Here’s an interesting story from the Guardian. It claims that chaos in Westminster means that Theresa May’s discussions, which begin on Monday, could collapse without any deal

Source: EU leaders fear that fragile state of Tories will lead to brutal Brexit | Politics | The Guardian

Read the story carefully and it’s rather disjointed, tending to concatenate related news, with a headline bolted on, designed to attract attention.

Meanwhile, the Guardian does not cite sources to underpin the headline. It’s light on hard data and evidence and big on speculation.

Strictly, the Guardian is highlighting a risk but there’s no attempt to explore the probability not potential mitigation.

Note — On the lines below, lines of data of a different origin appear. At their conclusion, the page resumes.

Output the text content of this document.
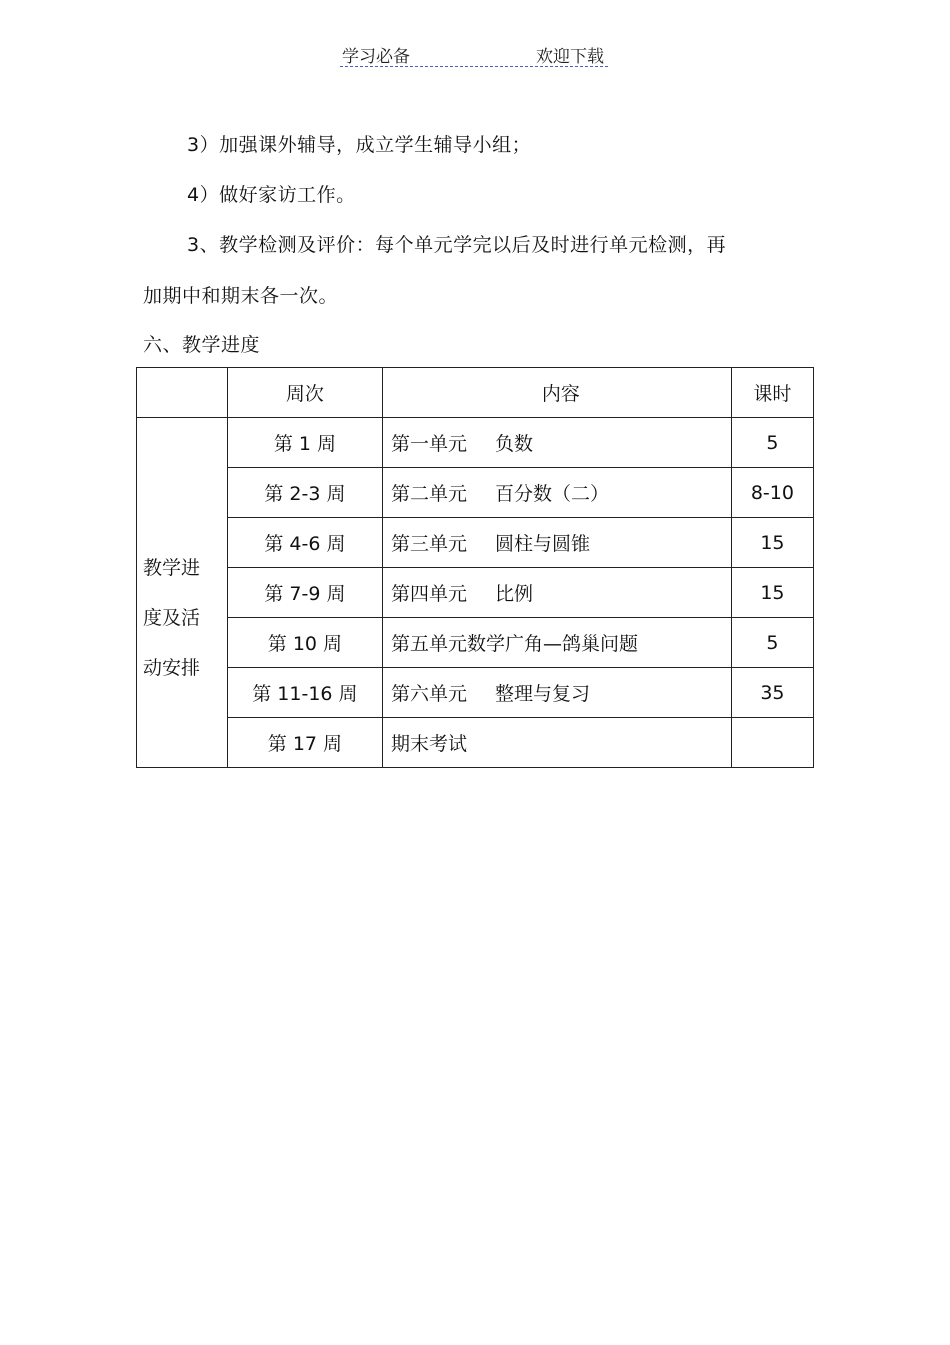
学习必备	欢迎下载
3）加强课外辅导，成立学生辅导小组；
4）做好家访工作。
3、教学检测及评价：每个单元学完以后及时进行单元检测，再
加期中和期末各一次。
六、教学进度
	周次	内容	课时

教学进
度及活
动安排	第 1 周	第一单元 负数	5
	第 2-3 周	第二单元 百分数（二）	8-10
	第 4-6 周	第三单元 圆柱与圆锥	15
	第 7-9 周	第四单元 比例	15
	第 10 周	第五单元数学广角—鸽巢问题	5
	第 11-16 周	第六单元 整理与复习	35
	第 17 周	期末考试	
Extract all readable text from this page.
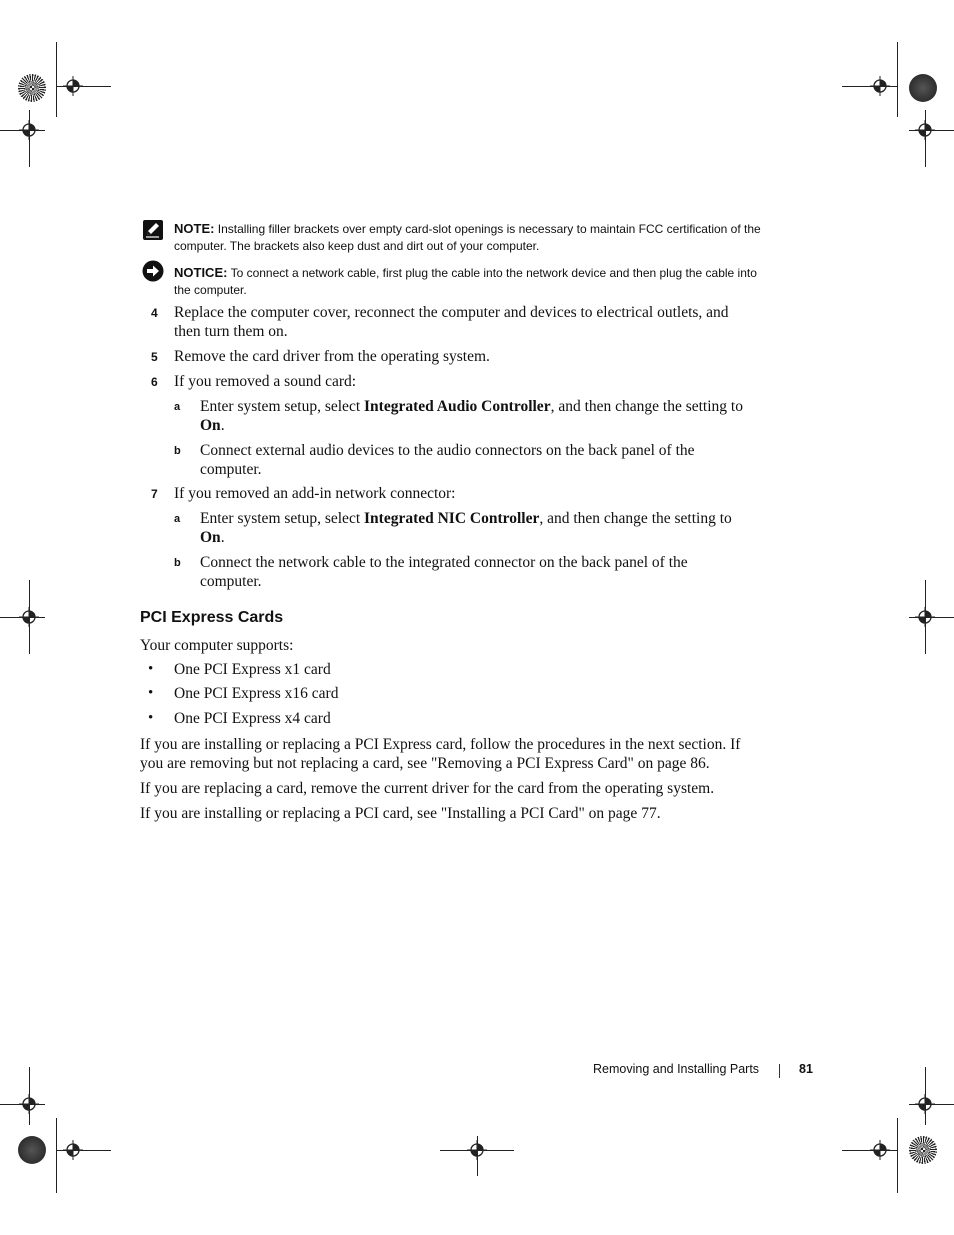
NOTE: Installing filler brackets over empty card-slot openings is necessary to maintain FCC certification of the computer. The brackets also keep dust and dirt out of your computer.
NOTICE: To connect a network cable, first plug the cable into the network device and then plug the cable into the computer.
4 Replace the computer cover, reconnect the computer and devices to electrical outlets, and then turn them on.
5 Remove the card driver from the operating system.
6 If you removed a sound card:
a Enter system setup, select Integrated Audio Controller, and then change the setting to On.
b Connect external audio devices to the audio connectors on the back panel of the computer.
7 If you removed an add-in network connector:
a Enter system setup, select Integrated NIC Controller, and then change the setting to On.
b Connect the network cable to the integrated connector on the back panel of the computer.
PCI Express Cards
Your computer supports:
• One PCI Express x1 card
• One PCI Express x16 card
• One PCI Express x4 card
If you are installing or replacing a PCI Express card, follow the procedures in the next section. If you are removing but not replacing a card, see "Removing a PCI Express Card" on page 86.
If you are replacing a card, remove the current driver for the card from the operating system.
If you are installing or replacing a PCI card, see "Installing a PCI Card" on page 77.
Removing and Installing Parts	81
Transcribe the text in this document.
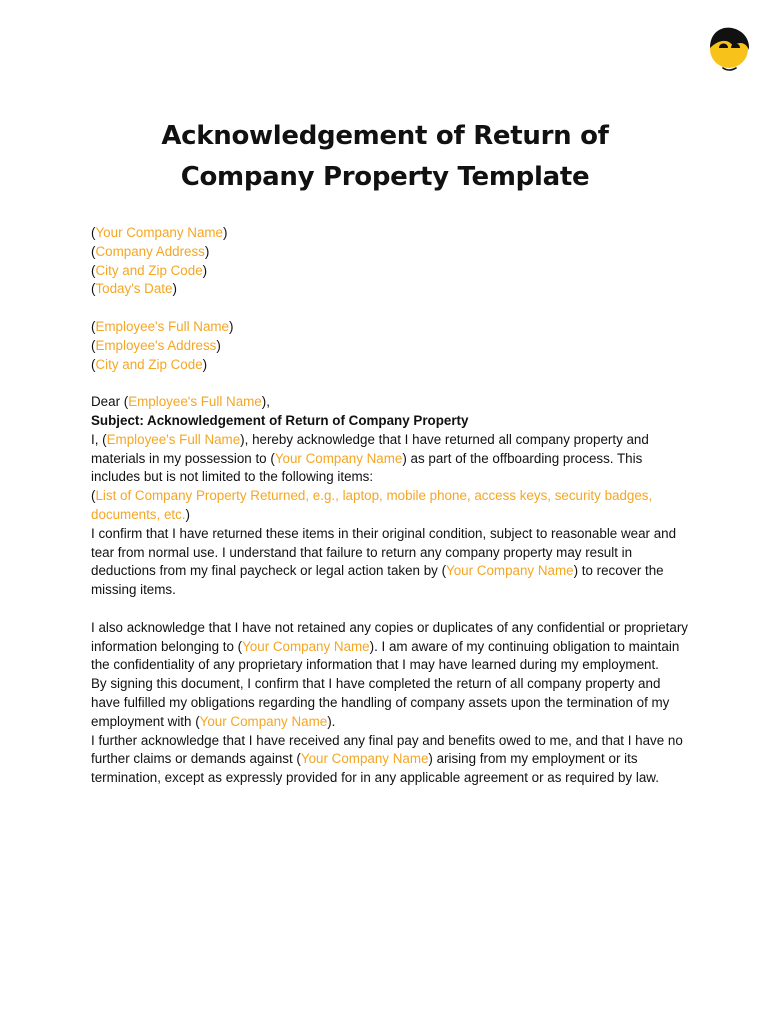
Acknowledgement of Return of
Company Property Template

(Your Company Name)

(Company Address)

(City and Zip Code)

(Today's Date)

(Employee's Full Name)

(Employee's Address)

(City and Zip Code)

Dear (Employee's Full Name),

Subject: Acknowledgement of Return of Company Property

I, (Employee's Full Name), hereby acknowledge that I have returned all company property and materials in my possession to (Your Company Name) as part of the offboarding process. This includes but is not limited to the following items:

(List of Company Property Returned, e.g., laptop, mobile phone, access keys, security badges, documents, etc.)

I confirm that I have returned these items in their original condition, subject to reasonable wear and tear from normal use. I understand that failure to return any company property may result in deductions from my final paycheck or legal action taken by (Your Company Name) to recover the missing items.

I also acknowledge that I have not retained any copies or duplicates of any confidential or proprietary information belonging to (Your Company Name). I am aware of my continuing obligation to maintain the confidentiality of any proprietary information that I may have learned during my employment.

By signing this document, I confirm that I have completed the return of all company property and have fulfilled my obligations regarding the handling of company assets upon the termination of my employment with (Your Company Name).

I further acknowledge that I have received any final pay and benefits owed to me, and that I have no further claims or demands against (Your Company Name) arising from my employment or its termination, except as expressly provided for in any applicable agreement or as required by law.
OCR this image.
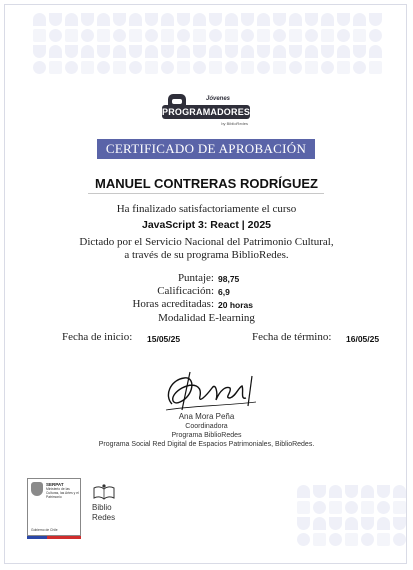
Jóvenes
PROGRAMADORES
by BiblioRedes
CERTIFICADO DE APROBACIÓN
MANUEL CONTRERAS RODRÍGUEZ
Ha finalizado satisfactoriamente el curso
JavaScript 3: React | 2025
Dictado por el Servicio Nacional del Patrimonio Cultural,
a través de su programa BiblioRedes.
Puntaje: 98,75
Calificación: 6,9
Horas acreditadas: 20 horas
Modalidad E-learning
Fecha de inicio: 15/05/25	Fecha de término: 16/05/25
Ana Mora Peña
Coordinadora
Programa BiblioRedes
Programa Social Red Digital de Espacios Patrimoniales, BiblioRedes.
SERPAT
Ministerio de las Culturas, las Artes y el Patrimonio
Gobierno de Chile
Biblio
Redes
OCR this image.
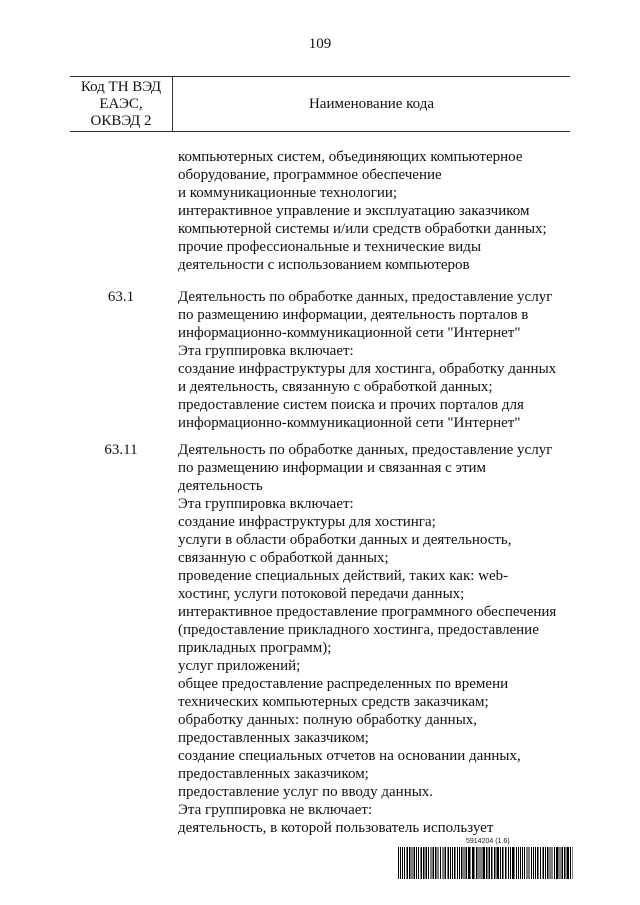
109
Код ТН ВЭД
ЕАЭС,
ОКВЭД 2
Наименование кода
компьютерных систем, объединяющих компьютерное
оборудование, программное обеспечение
и коммуникационные технологии;
интерактивное управление и эксплуатацию заказчиком
компьютерной системы и/или средств обработки данных;
прочие профессиональные и технические виды
деятельности с использованием компьютеров
63.1	Деятельность по обработке данных, предоставление услуг
по размещению информации, деятельность порталов в
информационно-коммуникационной сети "Интернет"
Эта группировка включает:
создание инфраструктуры для хостинга, обработку данных
и деятельность, связанную с обработкой данных;
предоставление систем поиска и прочих порталов для
информационно-коммуникационной сети "Интернет"
63.11	Деятельность по обработке данных, предоставление услуг
по размещению информации и связанная с этим
деятельность
Эта группировка включает:
создание инфраструктуры для хостинга;
услуги в области обработки данных и деятельность,
связанную с обработкой данных;
проведение специальных действий, таких как: web-
хостинг, услуги потоковой передачи данных;
интерактивное предоставление программного обеспечения
(предоставление прикладного хостинга, предоставление
прикладных программ);
услуг приложений;
общее предоставление распределенных по времени
технических компьютерных средств заказчикам;
обработку данных: полную обработку данных,
предоставленных заказчиком;
создание специальных отчетов на основании данных,
предоставленных заказчиком;
предоставление услуг по вводу данных.
Эта группировка не включает:
деятельность, в которой пользователь использует
5914204 (1.6)
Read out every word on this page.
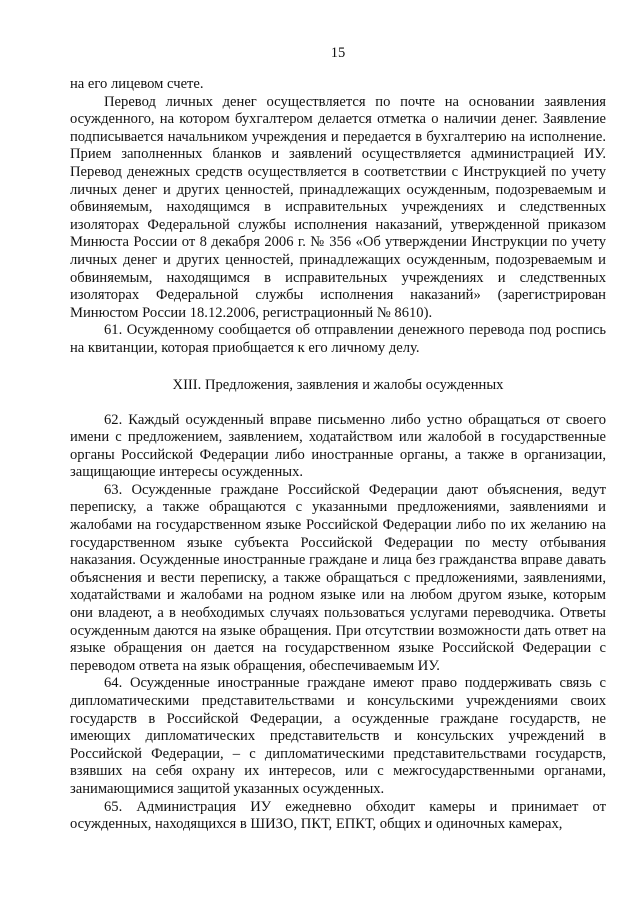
15

на его лицевом счете.

Перевод личных денег осуществляется по почте на основании заявления осужденного, на котором бухгалтером делается отметка о наличии денег. Заявление подписывается начальником учреждения и передается в бухгалтерию на исполнение. Прием заполненных бланков и заявлений осуществляется администрацией ИУ. Перевод денежных средств осуществляется в соответствии с Инструкцией по учету личных денег и других ценностей, принадлежащих осужденным, подозреваемым и обвиняемым, находящимся в исправительных учреждениях и следственных изоляторах Федеральной службы исполнения наказаний, утвержденной приказом Минюста России от 8 декабря 2006 г. № 356 «Об утверждении Инструкции по учету личных денег и других ценностей, принадлежащих осужденным, подозреваемым и обвиняемым, находящимся в исправительных учреждениях и следственных изоляторах Федеральной службы исполнения наказаний» (зарегистрирован Минюстом России 18.12.2006, регистрационный № 8610).

61. Осужденному сообщается об отправлении денежного перевода под роспись на квитанции, которая приобщается к его личному делу.

XIII. Предложения, заявления и жалобы осужденных

62. Каждый осужденный вправе письменно либо устно обращаться от своего имени с предложением, заявлением, ходатайством или жалобой в государственные органы Российской Федерации либо иностранные органы, а также в организации, защищающие интересы осужденных.

63. Осужденные граждане Российской Федерации дают объяснения, ведут переписку, а также обращаются с указанными предложениями, заявлениями и жалобами на государственном языке Российской Федерации либо по их желанию на государственном языке субъекта Российской Федерации по месту отбывания наказания. Осужденные иностранные граждане и лица без гражданства вправе давать объяснения и вести переписку, а также обращаться с предложениями, заявлениями, ходатайствами и жалобами на родном языке или на любом другом языке, которым они владеют, а в необходимых случаях пользоваться услугами переводчика. Ответы осужденным даются на языке обращения. При отсутствии возможности дать ответ на языке обращения он дается на государственном языке Российской Федерации с переводом ответа на язык обращения, обеспечиваемым ИУ.

64. Осужденные иностранные граждане имеют право поддерживать связь с дипломатическими представительствами и консульскими учреждениями своих государств в Российской Федерации, а осужденные граждане государств, не имеющих дипломатических представительств и консульских учреждений в Российской Федерации, – с дипломатическими представительствами государств, взявших на себя охрану их интересов, или с межгосударственными органами, занимающимися защитой указанных осужденных.

65. Администрация ИУ ежедневно обходит камеры и принимает от осужденных, находящихся в ШИЗО, ПКТ, ЕПКТ, общих и одиночных камерах,
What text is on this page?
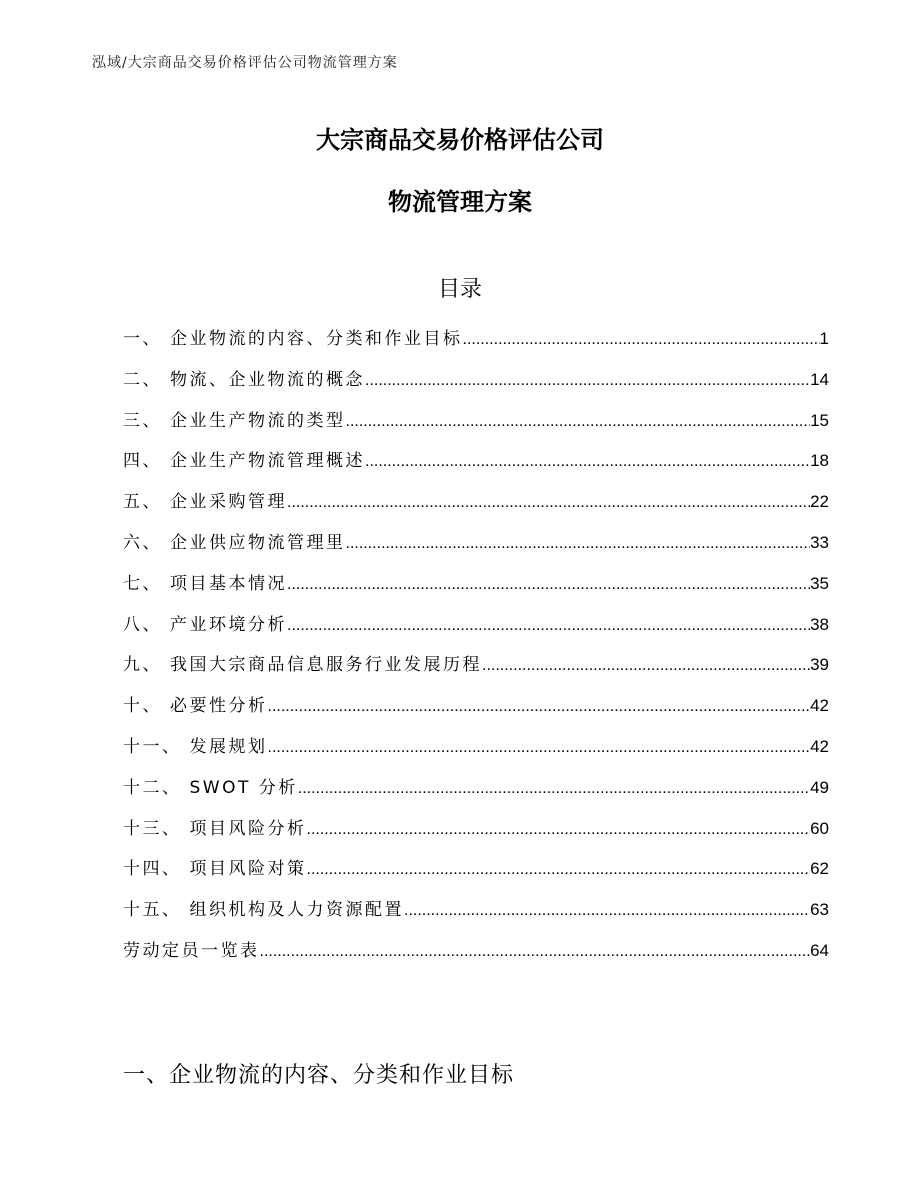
泓域/大宗商品交易价格评估公司物流管理方案
大宗商品交易价格评估公司
物流管理方案
目录
一、 企业物流的内容、分类和作业目标 .....	1
二、 物流、企业物流的概念 .....	14
三、 企业生产物流的类型 .....	15
四、 企业生产物流管理概述 .....	18
五、 企业采购管理 .....	22
六、 企业供应物流管理里 .....	33
七、 项目基本情况 .....	35
八、 产业环境分析 .....	38
九、 我国大宗商品信息服务行业发展历程 .....	39
十、 必要性分析 .....	42
十一、 发展规划 .....	42
十二、 SWOT 分析 .....	49
十三、 项目风险分析 .....	60
十四、 项目风险对策 .....	62
十五、 组织机构及人力资源配置 .....	63
劳动定员一览表 .....	64
一、企业物流的内容、分类和作业目标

Since the election, I have noticed a fall in the Guardian’s quality.

Thoughts?

2 responses

  1. Dr Alf is being kind to the Guardian,the EU is said not to know what the UK wants from BREXIT when it is obvious from what the UK has said that it doesn’t want ,where the EU’s position lies.

    May has a short shelf life and will not be around to ratify anything so does it really take a rocket scientist to see who might be leader and what the desired position might be?

    The Guardian is there to sell newspapers,create disturbing headlines likely to help Jeremy Corbyn,to make as much money as it can for its Oxbridge educated owners and then exploit every tax loophole known to man so that HMRC is left with little or nothing for itself.

    We know already that a divorce settlement will have to be agreed and that between zero and £100 billion is the range,we know too that we cannot remain in the Single market and control immigration and we know that to get UK workers up to speed supplemented by white South Africans who will come here because Jacob Zuma is starting a Mugabe style land grab will take a transitional period of 2 years which is what Hammond wants.

    The UK may get a “brutal” BREXIT but politicians like to set out blood curdling positions to appease their constituencies before engaging in horse trading and working out the best way to deliver unpalatable and costly solutions which fleece taxpayers but are dressed up to look like hard won concessions.

    The Guardian knows this,the BBC knows this and the public knows this just as the EU negotiators do.
    In the end it is all a game but it is one that Mrs May will have to watch from Maidenhead whilst dreaming of what might have been.